Szary chłopiec, Lluis Farre, il. Gusti
„Szary chłopiec” przyciąga wzrok okładką. Szarością. Szata graficzna zasługuje na uznanie, ale cóż się dziwić, skoro ilustrował ją sam Gusti. Ilustrator o sobie mówi tak:
„Urodziłem się w Buenos Aires, jakiś czas temu, z ołówkiem pod pachą – jak twierdzi moja mama. W 1985 roku wyjechałem do Paryża. Zamieszkałem w Europie i zostałem świetnym rysownikiem. Przyznano mi wiele nagród, ale największą nagrodą jest dla mnie możliwość robienia tego, co kocham. Idę przez życie, rysując, dzięki rysowaniu podróżuję i poznaję niezwykłych ludzi i miejsca. Lubię też grać na fortepianie i uczyć się japońskiego”.
(ze str. entliczek.eu)
Oryginalne rysunki, w szarej tonacji z dorzuconymi kolorowymi elementami przyciągają spojrzenie i jak większość współczesnych książek dla dzieci w pierwszej kolejności zachwycają dorosłych. To dobrze, bo to rodzice mają możliwość kształtować poczucie estetyki swoich dzieci, wybierając dla nich to, co uważają za ciekawe i dobre.
Historia opowiedziana w „Szarym chłopcu” od pierwszej strony dziwi i zaskakuje.
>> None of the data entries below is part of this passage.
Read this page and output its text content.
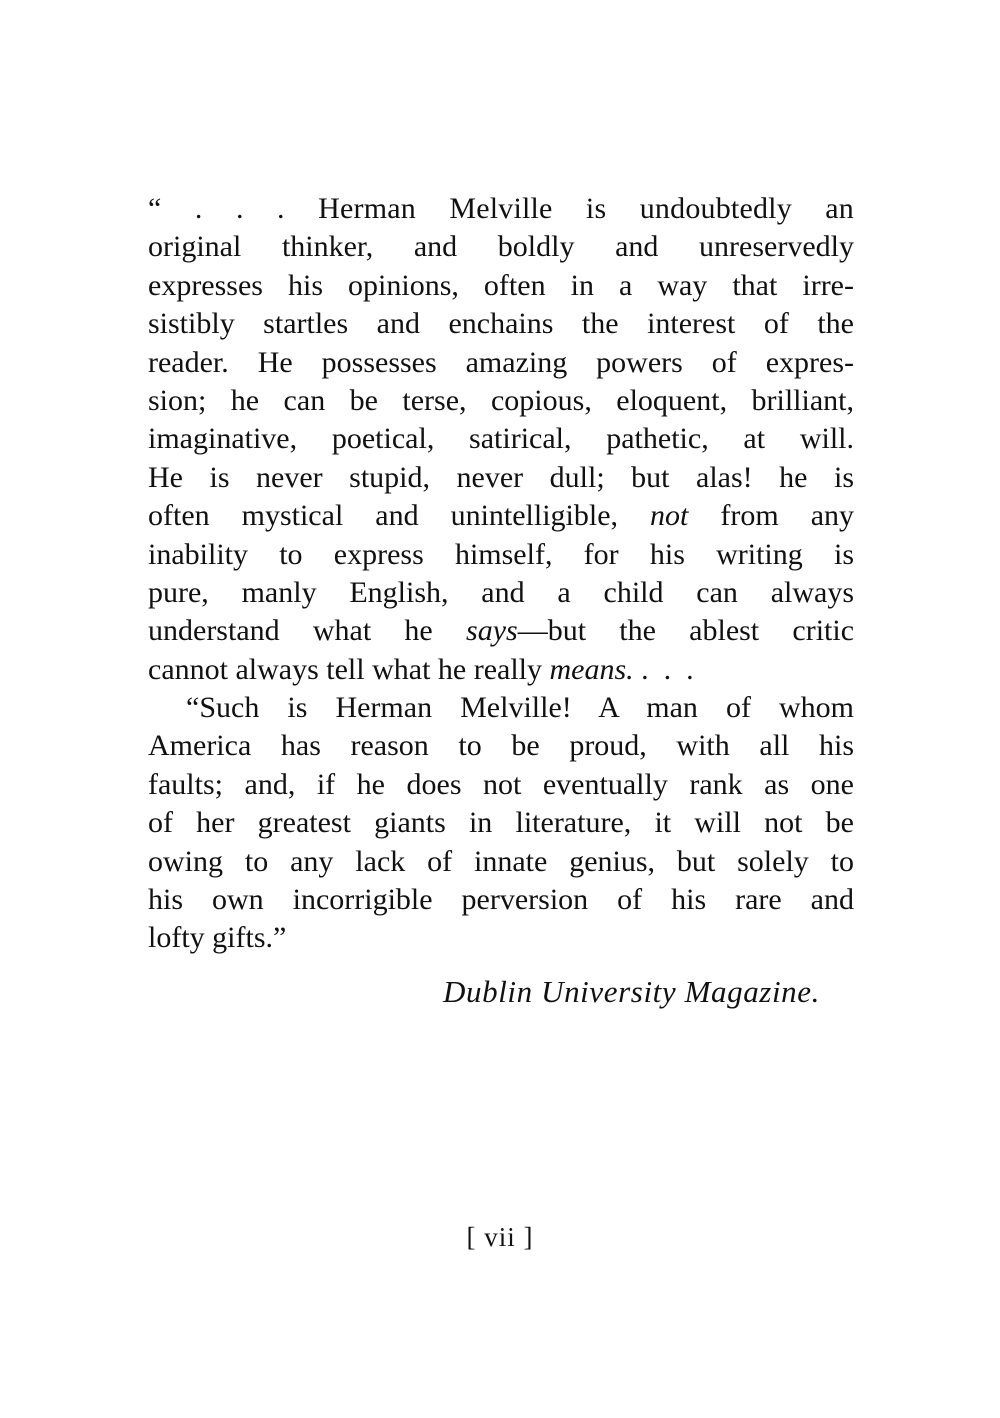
“ . . . Herman Melville is undoubtedly an
original thinker, and boldly and unreservedly
expresses his opinions, often in a way that irre-
sistibly startles and enchains the interest of the
reader. He possesses amazing powers of expres-
sion; he can be terse, copious, eloquent, brilliant,
imaginative, poetical, satirical, pathetic, at will.
He is never stupid, never dull; but alas! he is
often mystical and unintelligible, not from any
inability to express himself, for his writing is
pure, manly English, and a child can always
understand what he says—but the ablest critic
cannot always tell what he really means. .  .  .
“Such is Herman Melville! A man of whom
America has reason to be proud, with all his
faults; and, if he does not eventually rank as one
of her greatest giants in literature, it will not be
owing to any lack of innate genius, but solely to
his own incorrigible perversion of his rare and
lofty gifts.”
Dublin University Magazine.
[ vii ]
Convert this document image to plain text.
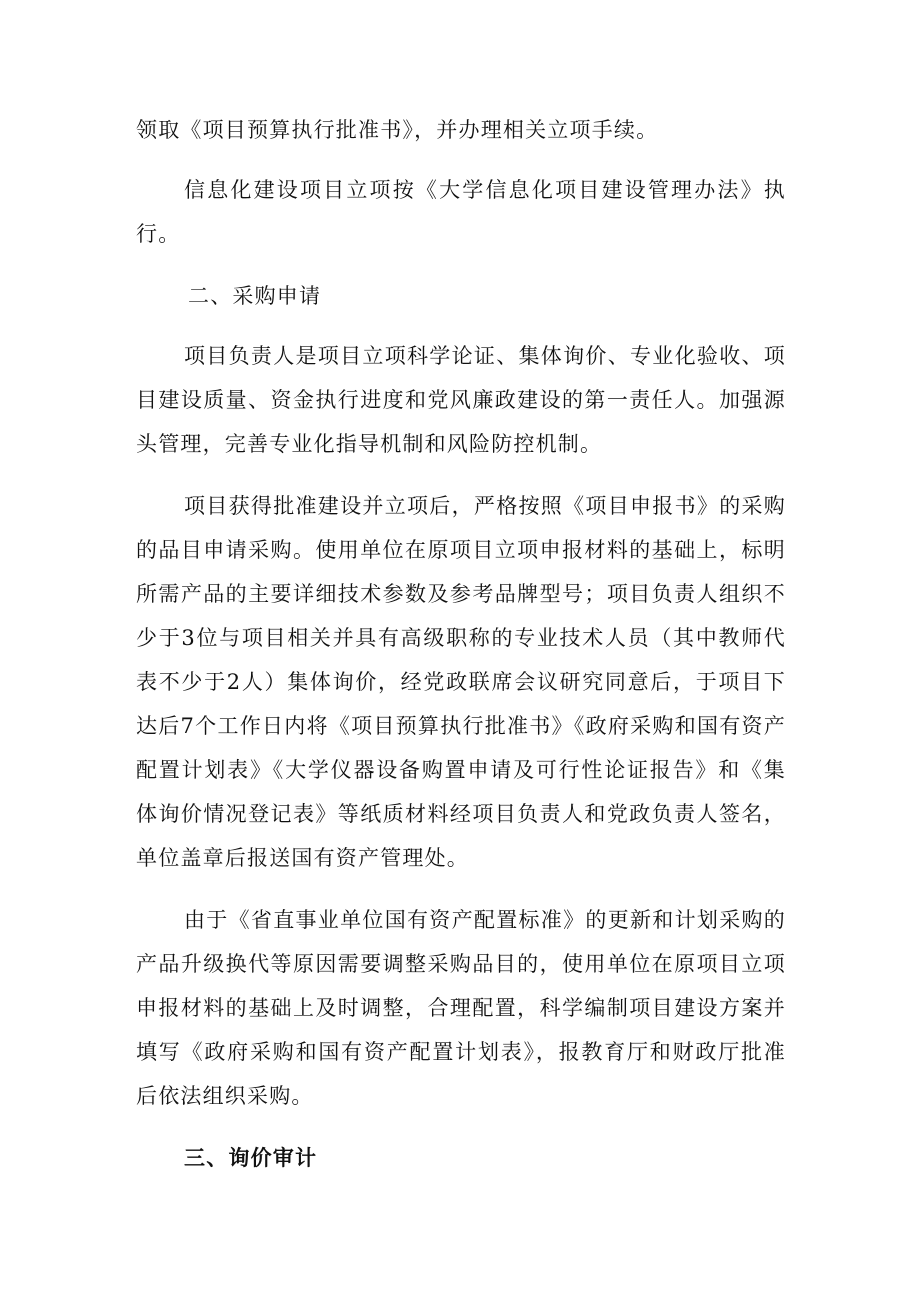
领取《项目预算执行批准书》，并办理相关立项手续。

信息化建设项目立项按《大学信息化项目建设管理办法》执行。

二、采购申请

项目负责人是项目立项科学论证、集体询价、专业化验收、项目建设质量、资金执行进度和党风廉政建设的第一责任人。加强源头管理，完善专业化指导机制和风险防控机制。

项目获得批准建设并立项后，严格按照《项目申报书》的采购的品目申请采购。使用单位在原项目立项申报材料的基础上，标明所需产品的主要详细技术参数及参考品牌型号；项目负责人组织不少于3位与项目相关并具有高级职称的专业技术人员（其中教师代表不少于2人）集体询价，经党政联席会议研究同意后，于项目下达后7个工作日内将《项目预算执行批准书》《政府采购和国有资产配置计划表》《大学仪器设备购置申请及可行性论证报告》和《集体询价情况登记表》等纸质材料经项目负责人和党政负责人签名，单位盖章后报送国有资产管理处。

由于《省直事业单位国有资产配置标准》的更新和计划采购的产品升级换代等原因需要调整采购品目的，使用单位在原项目立项申报材料的基础上及时调整，合理配置，科学编制项目建设方案并填写《政府采购和国有资产配置计划表》，报教育厅和财政厅批准后依法组织采购。

三、询价审计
No bo czy często zdarza się, aby lektura dla dzieci zaczynała się od sceny porodu i policzka wymierzonemu uczestniczącemu w tym wydarzeniu ojcu przez jego rodzącą żonę?
„Gdy tylko Marcinek wystawił głowę na świat, usłyszał odgłos policzka, który jego matka, Teresa, z domu Śpiewaczykiewicz, wymierzyła ojcu, Marcelemu Śpiewakowskiemu – za to, że opowiadał głupoty.
– Teresko, TO NIE MOJE DZIECKO!
Nikt w mojej rodzinie nie ma takiego koloru skóry!”
„Szary chłopiec” to książka o emocjach — bywa tak, że czujemy się z nich „wyprani”. Nic nas nie bawi, nie cieszy, nie dziwi... jednak przeważnie taki stan trwa tylko jakiś czas, potem mija. W przypadku Marcinka było inaczej. Chłopiec od urodzenia był szary — i dosłownie: taki miał kolor skóry, i w przenośni, bo szare było jego wnętrze. Rodzice chłopca robili, co mogli, by obudzić jakieś emocje w dziecku. Marcinka nie zaskakiwało nic — nawet cuda i dziwy, których był świadkiem w czasie wycieczki po świecie, którą mu zafundowali rodzice, wierząc, że w jej czasie chłopiec ożywi się, obudzi, zachwyci. Marcinek był uczestnikiem wydarzeń tak niesamowitych i wstrząsających jak spotkanie oko w oko dzikich zwierząt, oglądanie porodu żyrafy, wyprawa na biegun itd... Niestety, chłopiec co najwyżej reagował na nie uniesieniem brwi. I tyle.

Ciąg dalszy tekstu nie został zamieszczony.